Le dispositif Bloctel a longtemps permis de s’opposer au démarchage par inscription volontaire. Avec le système applicable depuis août 2026, la logique a changé : la protection repose d’abord sur l’absence de consentement. Les personnes qui souhaitent comprendre ce mécanisme historique et ses évolutions peuvent consulter les repères sur Bloctel et le démarchage téléphonique. Cette évolution ne dispense pas de rester attentif aux appels qui relèvent d’exceptions, de contrats existants ou de fraudes.

Le scénario de Marc le montre bien. Il reçoit un samedi à 11 h 30 un appel promettant une aide immédiate pour rénover son logement. L’appel coche plusieurs signaux d’alerte : jour interdit, secteur déjà fortement encadré, promesse commerciale et pression pour obtenir un rendez-vous. Marc raccroche, garde le numéro et le signale. À l’inverse, un appel un mardi à 16 h d’un fournisseur avec lequel il a un contrat mérite d’être écouté avec prudence, mais il peut tout de même être refusé.

Pour une marque, la conformité n’est pas qu’une contrainte administrative. Une entreprise qui appelle avec un consentement lisible, sur le bon créneau et avec un motif compréhensible améliore la qualité de son contact client. Pour un particulier, connaître les règles évite de subir la conversation : il devient possible de demander des comptes, de protéger ses données et de choisir qui peut joindre son téléphone.

Un appel reçu hors cadre peut être interrompu, documenté et signalé : la tranquillité du consommateur n’est pas négociable.

Questions fréquentes sur les horaires autorisés de démarchage téléphonique

Une entreprise peut-elle appeler le samedi pour faire de la prospection ?

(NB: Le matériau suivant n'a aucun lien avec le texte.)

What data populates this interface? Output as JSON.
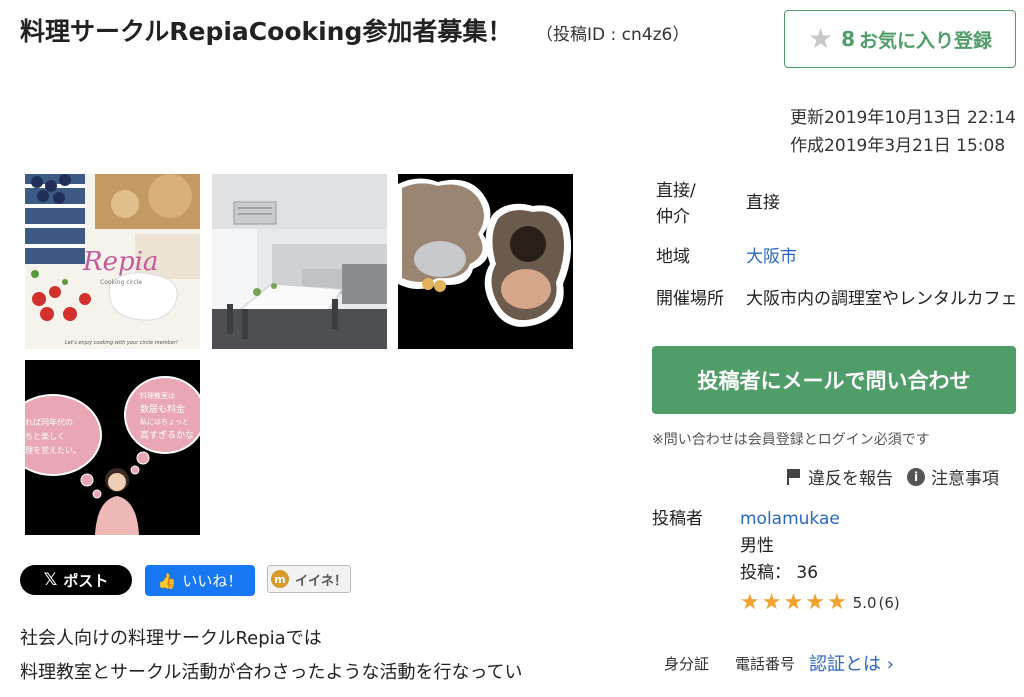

Non. Pour le démarchage téléphonique des consommateurs, les appels commerciaux sont interdits le samedi, le dimanche et les jours fériés. Les créneaux admis se situent du lundi au vendredi, de 10 h à 13 h et de 14 h à 20 h.

Que faire si un démarcheur appelle après 20 heures ?

Il est possible de demander immédiatement l’arrêt des appels, de noter le numéro, la date et l’heure, puis de signaler la pratique si elle se répète. Un appel commercial après 20 heures entre dans l’interdiction horaires applicable aux consommateurs.

Un consentement donné en ligne autorise-t-il tous les appels ?

Non. L’accord doit être libre, spécifique, éclairé, exprimé par une action positive et révocable. Il ne peut pas être général, caché dans des conditions obscures ou renouvelé automatiquement. Sa validité est limitée dans le temps.

Un fournisseur avec lequel un contrat est en cours peut-il appeler sans accord préalable ?

Oui, une exception peut s’appliquer lorsque l’appel concerne un produit ou un service lié au contrat existant. Cette exception ne permet pas d’appeler à toute heure ni d’ignorer une demande claire de ne plus être sollicité.

Combien de fois une entreprise peut-elle tenter de joindre un même consommateur ?

La limite fixée est de quatre appels au maximum sur une période de trente jours calendaires pour le même professionnel ou pour une personne agissant pour son compte. Après un refus, le rappel doit attendre au moins soixante jours calendaires.